The answer is as long as there is no rainfall forecast for at least 48 hours. If you live in a rainy area, never apply fertilizer unless you have at least 48 hours of non-rainy weather forecast. Rainfall or irrigation will move the fertilizer into the soil and/or potentially wash it off into storm drains. The rain could also physically move your newly applied product which may result in uneven application, exposing the plant to higher concentrations of nutrients than intended. If you are regularly applying fertilizers from a commercial company, always read any accompanying literature that comes with their products including the label and applications rates. In this case study we will be using Milorganite which requires applications to be made prior to rainfall.

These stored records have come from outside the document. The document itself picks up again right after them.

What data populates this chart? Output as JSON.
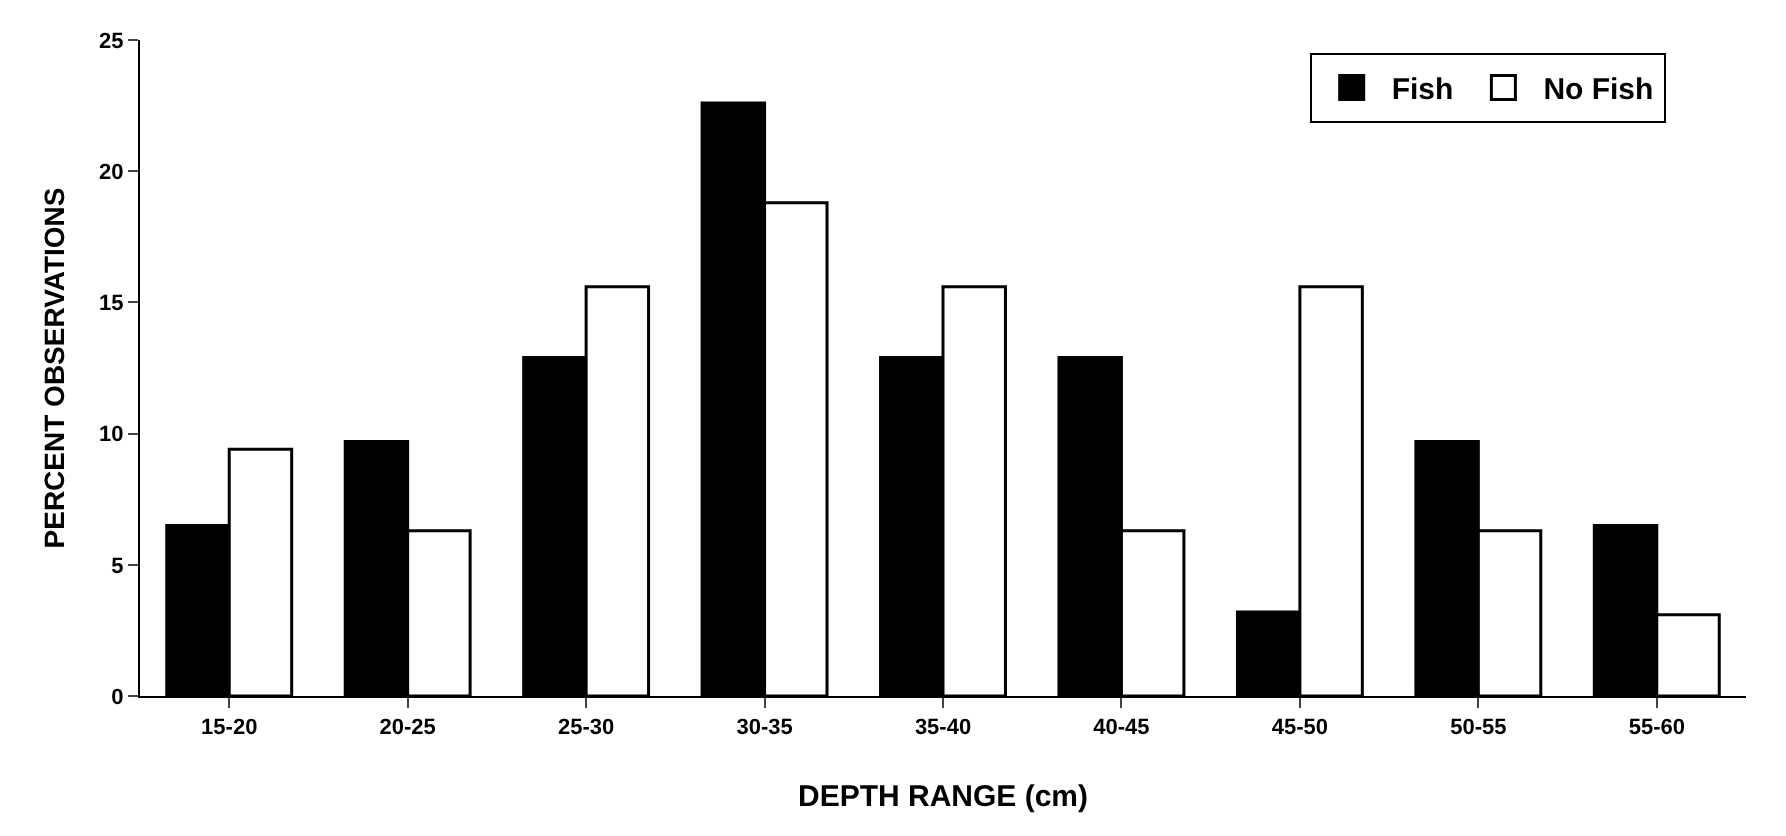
{
  "chart_data": {
    "type": "bar",
    "xlabel": "DEPTH RANGE (cm)",
    "ylabel": "PERCENT OBSERVATIONS",
    "categories": [
      "15-20",
      "20-25",
      "25-30",
      "30-35",
      "35-40",
      "40-45",
      "45-50",
      "50-55",
      "55-60"
    ],
    "series": [
      {
        "name": "Fish",
        "color": "#000000",
        "values": [
          6.5,
          9.7,
          12.9,
          22.6,
          12.9,
          12.9,
          3.2,
          9.7,
          6.5
        ]
      },
      {
        "name": "No Fish",
        "color": "#ffffff",
        "values": [
          9.4,
          6.3,
          15.6,
          18.8,
          15.6,
          6.3,
          15.6,
          6.3,
          3.1
        ]
      }
    ],
    "ylim": [
      0,
      25
    ],
    "yticks": [
      0,
      5,
      10,
      15,
      20,
      25
    ],
    "grid": false,
    "legend": "top right"
  }
}
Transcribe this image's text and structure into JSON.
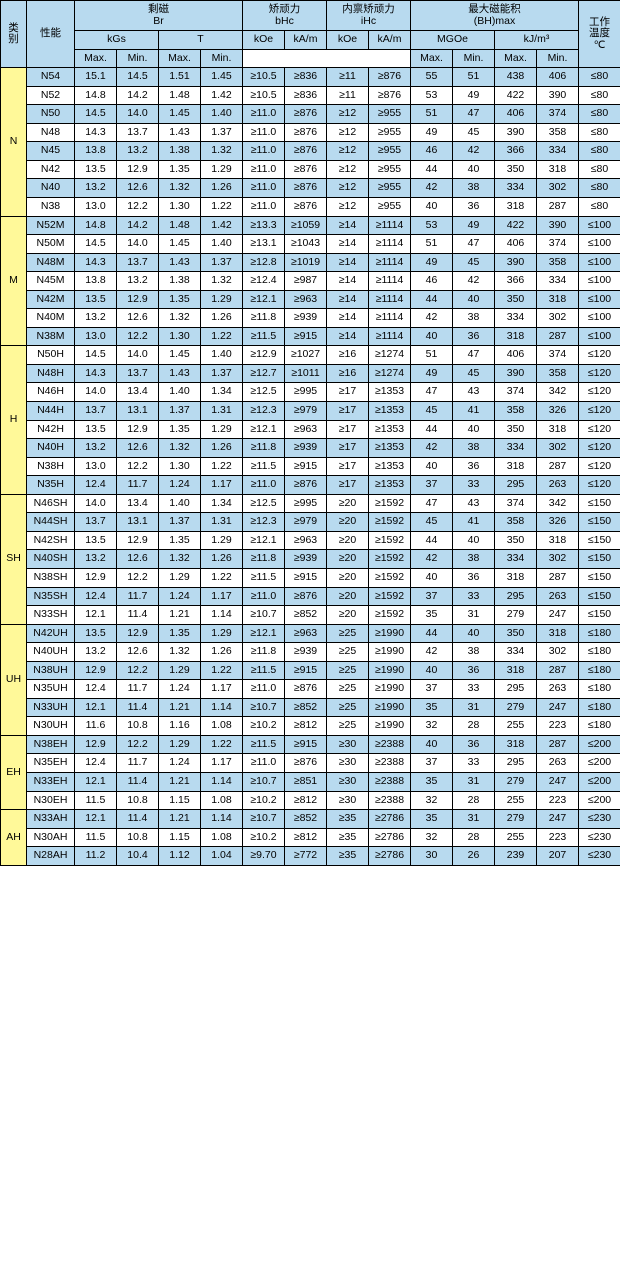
{
  "headers": {
    "category": "类\n别",
    "grade": "性能",
    "br": "剩磁\nBr",
    "br_kgs": "kGs",
    "br_t": "T",
    "bhc": "矫顽力\nbHc",
    "ihc": "内禀矫顽力\niHc",
    "bhmax": "最大磁能积\n(BH)max",
    "temp": "工作\n温度\n℃",
    "koe": "kOe",
    "kam": "kA/m",
    "mgoe": "MGOe",
    "kjm3": "kJ/m³",
    "max": "Max.",
    "min": "Min."
  },
  "cols_widths": {
    "data_col_count": 13
  },
  "groups": [
    {
      "cat": "N",
      "rows": [
        {
          "g": "N54",
          "d": [
            "15.1",
            "14.5",
            "1.51",
            "1.45",
            "≥10.5",
            "≥836",
            "≥11",
            "≥876",
            "55",
            "51",
            "438",
            "406",
            "≤80"
          ],
          "alt": true
        },
        {
          "g": "N52",
          "d": [
            "14.8",
            "14.2",
            "1.48",
            "1.42",
            "≥10.5",
            "≥836",
            "≥11",
            "≥876",
            "53",
            "49",
            "422",
            "390",
            "≤80"
          ],
          "alt": false
        },
        {
          "g": "N50",
          "d": [
            "14.5",
            "14.0",
            "1.45",
            "1.40",
            "≥11.0",
            "≥876",
            "≥12",
            "≥955",
            "51",
            "47",
            "406",
            "374",
            "≤80"
          ],
          "alt": true
        },
        {
          "g": "N48",
          "d": [
            "14.3",
            "13.7",
            "1.43",
            "1.37",
            "≥11.0",
            "≥876",
            "≥12",
            "≥955",
            "49",
            "45",
            "390",
            "358",
            "≤80"
          ],
          "alt": false
        },
        {
          "g": "N45",
          "d": [
            "13.8",
            "13.2",
            "1.38",
            "1.32",
            "≥11.0",
            "≥876",
            "≥12",
            "≥955",
            "46",
            "42",
            "366",
            "334",
            "≤80"
          ],
          "alt": true
        },
        {
          "g": "N42",
          "d": [
            "13.5",
            "12.9",
            "1.35",
            "1.29",
            "≥11.0",
            "≥876",
            "≥12",
            "≥955",
            "44",
            "40",
            "350",
            "318",
            "≤80"
          ],
          "alt": false
        },
        {
          "g": "N40",
          "d": [
            "13.2",
            "12.6",
            "1.32",
            "1.26",
            "≥11.0",
            "≥876",
            "≥12",
            "≥955",
            "42",
            "38",
            "334",
            "302",
            "≤80"
          ],
          "alt": true
        },
        {
          "g": "N38",
          "d": [
            "13.0",
            "12.2",
            "1.30",
            "1.22",
            "≥11.0",
            "≥876",
            "≥12",
            "≥955",
            "40",
            "36",
            "318",
            "287",
            "≤80"
          ],
          "alt": false
        }
      ]
    },
    {
      "cat": "M",
      "rows": [
        {
          "g": "N52M",
          "d": [
            "14.8",
            "14.2",
            "1.48",
            "1.42",
            "≥13.3",
            "≥1059",
            "≥14",
            "≥1114",
            "53",
            "49",
            "422",
            "390",
            "≤100"
          ],
          "alt": true
        },
        {
          "g": "N50M",
          "d": [
            "14.5",
            "14.0",
            "1.45",
            "1.40",
            "≥13.1",
            "≥1043",
            "≥14",
            "≥1114",
            "51",
            "47",
            "406",
            "374",
            "≤100"
          ],
          "alt": false
        },
        {
          "g": "N48M",
          "d": [
            "14.3",
            "13.7",
            "1.43",
            "1.37",
            "≥12.8",
            "≥1019",
            "≥14",
            "≥1114",
            "49",
            "45",
            "390",
            "358",
            "≤100"
          ],
          "alt": true
        },
        {
          "g": "N45M",
          "d": [
            "13.8",
            "13.2",
            "1.38",
            "1.32",
            "≥12.4",
            "≥987",
            "≥14",
            "≥1114",
            "46",
            "42",
            "366",
            "334",
            "≤100"
          ],
          "alt": false
        },
        {
          "g": "N42M",
          "d": [
            "13.5",
            "12.9",
            "1.35",
            "1.29",
            "≥12.1",
            "≥963",
            "≥14",
            "≥1114",
            "44",
            "40",
            "350",
            "318",
            "≤100"
          ],
          "alt": true
        },
        {
          "g": "N40M",
          "d": [
            "13.2",
            "12.6",
            "1.32",
            "1.26",
            "≥11.8",
            "≥939",
            "≥14",
            "≥1114",
            "42",
            "38",
            "334",
            "302",
            "≤100"
          ],
          "alt": false
        },
        {
          "g": "N38M",
          "d": [
            "13.0",
            "12.2",
            "1.30",
            "1.22",
            "≥11.5",
            "≥915",
            "≥14",
            "≥1114",
            "40",
            "36",
            "318",
            "287",
            "≤100"
          ],
          "alt": true
        }
      ]
    },
    {
      "cat": "H",
      "rows": [
        {
          "g": "N50H",
          "d": [
            "14.5",
            "14.0",
            "1.45",
            "1.40",
            "≥12.9",
            "≥1027",
            "≥16",
            "≥1274",
            "51",
            "47",
            "406",
            "374",
            "≤120"
          ],
          "alt": false
        },
        {
          "g": "N48H",
          "d": [
            "14.3",
            "13.7",
            "1.43",
            "1.37",
            "≥12.7",
            "≥1011",
            "≥16",
            "≥1274",
            "49",
            "45",
            "390",
            "358",
            "≤120"
          ],
          "alt": true
        },
        {
          "g": "N46H",
          "d": [
            "14.0",
            "13.4",
            "1.40",
            "1.34",
            "≥12.5",
            "≥995",
            "≥17",
            "≥1353",
            "47",
            "43",
            "374",
            "342",
            "≤120"
          ],
          "alt": false
        },
        {
          "g": "N44H",
          "d": [
            "13.7",
            "13.1",
            "1.37",
            "1.31",
            "≥12.3",
            "≥979",
            "≥17",
            "≥1353",
            "45",
            "41",
            "358",
            "326",
            "≤120"
          ],
          "alt": true
        },
        {
          "g": "N42H",
          "d": [
            "13.5",
            "12.9",
            "1.35",
            "1.29",
            "≥12.1",
            "≥963",
            "≥17",
            "≥1353",
            "44",
            "40",
            "350",
            "318",
            "≤120"
          ],
          "alt": false
        },
        {
          "g": "N40H",
          "d": [
            "13.2",
            "12.6",
            "1.32",
            "1.26",
            "≥11.8",
            "≥939",
            "≥17",
            "≥1353",
            "42",
            "38",
            "334",
            "302",
            "≤120"
          ],
          "alt": true
        },
        {
          "g": "N38H",
          "d": [
            "13.0",
            "12.2",
            "1.30",
            "1.22",
            "≥11.5",
            "≥915",
            "≥17",
            "≥1353",
            "40",
            "36",
            "318",
            "287",
            "≤120"
          ],
          "alt": false
        },
        {
          "g": "N35H",
          "d": [
            "12.4",
            "11.7",
            "1.24",
            "1.17",
            "≥11.0",
            "≥876",
            "≥17",
            "≥1353",
            "37",
            "33",
            "295",
            "263",
            "≤120"
          ],
          "alt": true
        }
      ]
    },
    {
      "cat": "SH",
      "rows": [
        {
          "g": "N46SH",
          "d": [
            "14.0",
            "13.4",
            "1.40",
            "1.34",
            "≥12.5",
            "≥995",
            "≥20",
            "≥1592",
            "47",
            "43",
            "374",
            "342",
            "≤150"
          ],
          "alt": false
        },
        {
          "g": "N44SH",
          "d": [
            "13.7",
            "13.1",
            "1.37",
            "1.31",
            "≥12.3",
            "≥979",
            "≥20",
            "≥1592",
            "45",
            "41",
            "358",
            "326",
            "≤150"
          ],
          "alt": true
        },
        {
          "g": "N42SH",
          "d": [
            "13.5",
            "12.9",
            "1.35",
            "1.29",
            "≥12.1",
            "≥963",
            "≥20",
            "≥1592",
            "44",
            "40",
            "350",
            "318",
            "≤150"
          ],
          "alt": false
        },
        {
          "g": "N40SH",
          "d": [
            "13.2",
            "12.6",
            "1.32",
            "1.26",
            "≥11.8",
            "≥939",
            "≥20",
            "≥1592",
            "42",
            "38",
            "334",
            "302",
            "≤150"
          ],
          "alt": true
        },
        {
          "g": "N38SH",
          "d": [
            "12.9",
            "12.2",
            "1.29",
            "1.22",
            "≥11.5",
            "≥915",
            "≥20",
            "≥1592",
            "40",
            "36",
            "318",
            "287",
            "≤150"
          ],
          "alt": false
        },
        {
          "g": "N35SH",
          "d": [
            "12.4",
            "11.7",
            "1.24",
            "1.17",
            "≥11.0",
            "≥876",
            "≥20",
            "≥1592",
            "37",
            "33",
            "295",
            "263",
            "≤150"
          ],
          "alt": true
        },
        {
          "g": "N33SH",
          "d": [
            "12.1",
            "11.4",
            "1.21",
            "1.14",
            "≥10.7",
            "≥852",
            "≥20",
            "≥1592",
            "35",
            "31",
            "279",
            "247",
            "≤150"
          ],
          "alt": false
        }
      ]
    },
    {
      "cat": "UH",
      "rows": [
        {
          "g": "N42UH",
          "d": [
            "13.5",
            "12.9",
            "1.35",
            "1.29",
            "≥12.1",
            "≥963",
            "≥25",
            "≥1990",
            "44",
            "40",
            "350",
            "318",
            "≤180"
          ],
          "alt": true
        },
        {
          "g": "N40UH",
          "d": [
            "13.2",
            "12.6",
            "1.32",
            "1.26",
            "≥11.8",
            "≥939",
            "≥25",
            "≥1990",
            "42",
            "38",
            "334",
            "302",
            "≤180"
          ],
          "alt": false
        },
        {
          "g": "N38UH",
          "d": [
            "12.9",
            "12.2",
            "1.29",
            "1.22",
            "≥11.5",
            "≥915",
            "≥25",
            "≥1990",
            "40",
            "36",
            "318",
            "287",
            "≤180"
          ],
          "alt": true
        },
        {
          "g": "N35UH",
          "d": [
            "12.4",
            "11.7",
            "1.24",
            "1.17",
            "≥11.0",
            "≥876",
            "≥25",
            "≥1990",
            "37",
            "33",
            "295",
            "263",
            "≤180"
          ],
          "alt": false
        },
        {
          "g": "N33UH",
          "d": [
            "12.1",
            "11.4",
            "1.21",
            "1.14",
            "≥10.7",
            "≥852",
            "≥25",
            "≥1990",
            "35",
            "31",
            "279",
            "247",
            "≤180"
          ],
          "alt": true
        },
        {
          "g": "N30UH",
          "d": [
            "11.6",
            "10.8",
            "1.16",
            "1.08",
            "≥10.2",
            "≥812",
            "≥25",
            "≥1990",
            "32",
            "28",
            "255",
            "223",
            "≤180"
          ],
          "alt": false
        }
      ]
    },
    {
      "cat": "EH",
      "rows": [
        {
          "g": "N38EH",
          "d": [
            "12.9",
            "12.2",
            "1.29",
            "1.22",
            "≥11.5",
            "≥915",
            "≥30",
            "≥2388",
            "40",
            "36",
            "318",
            "287",
            "≤200"
          ],
          "alt": true
        },
        {
          "g": "N35EH",
          "d": [
            "12.4",
            "11.7",
            "1.24",
            "1.17",
            "≥11.0",
            "≥876",
            "≥30",
            "≥2388",
            "37",
            "33",
            "295",
            "263",
            "≤200"
          ],
          "alt": false
        },
        {
          "g": "N33EH",
          "d": [
            "12.1",
            "11.4",
            "1.21",
            "1.14",
            "≥10.7",
            "≥851",
            "≥30",
            "≥2388",
            "35",
            "31",
            "279",
            "247",
            "≤200"
          ],
          "alt": true
        },
        {
          "g": "N30EH",
          "d": [
            "11.5",
            "10.8",
            "1.15",
            "1.08",
            "≥10.2",
            "≥812",
            "≥30",
            "≥2388",
            "32",
            "28",
            "255",
            "223",
            "≤200"
          ],
          "alt": false
        }
      ]
    },
    {
      "cat": "AH",
      "rows": [
        {
          "g": "N33AH",
          "d": [
            "12.1",
            "11.4",
            "1.21",
            "1.14",
            "≥10.7",
            "≥852",
            "≥35",
            "≥2786",
            "35",
            "31",
            "279",
            "247",
            "≤230"
          ],
          "alt": true
        },
        {
          "g": "N30AH",
          "d": [
            "11.5",
            "10.8",
            "1.15",
            "1.08",
            "≥10.2",
            "≥812",
            "≥35",
            "≥2786",
            "32",
            "28",
            "255",
            "223",
            "≤230"
          ],
          "alt": false
        },
        {
          "g": "N28AH",
          "d": [
            "11.2",
            "10.4",
            "1.12",
            "1.04",
            "≥9.70",
            "≥772",
            "≥35",
            "≥2786",
            "30",
            "26",
            "239",
            "207",
            "≤230"
          ],
          "alt": true
        }
      ]
    }
  ]
}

Tip on how to fertilize lawn before rain
- You should also be aware of the type of soil in your yard; clay soils retain more moisture than sandy soils, so if you live in an area with clay soil, it will take longer for nitrates to leech out into the grass’ root zone. Make sure that there is no rainfall predicted for at least 48 hours after fertilizing (72 hours is even better); again, refer to your seed package for specific recommendations. Finally, keep pets off your lawn until it has been watered thoroughly, as they may suffer from nitrates toxicity.
- Aerate your lawn if you notice that it’s compacted so that water and fertilizer can penetrate deeper into the soil. To aerate a lawn with a machine, rent or hire a power aerator in your local area to do this job for you. If doing it manually, use a spike aerator with holes 1/2 inch wide and 2 inches deep in straight lines across your lawn every 12 inches.
- You fertilize, but it doesn’t rain for an extended period of time–in some cases, months! In this situation you need to make sure there is proper drainage your property.
- If the area you live in is clay soil, water immediately after fertilizing so that the nitrates can leech into the grass’ root zone before they have time to do harm.
- Watering thoroughly doesn’t mean one good sprinkling; it means several times per day until the lawn has enough moisture to cover its roots.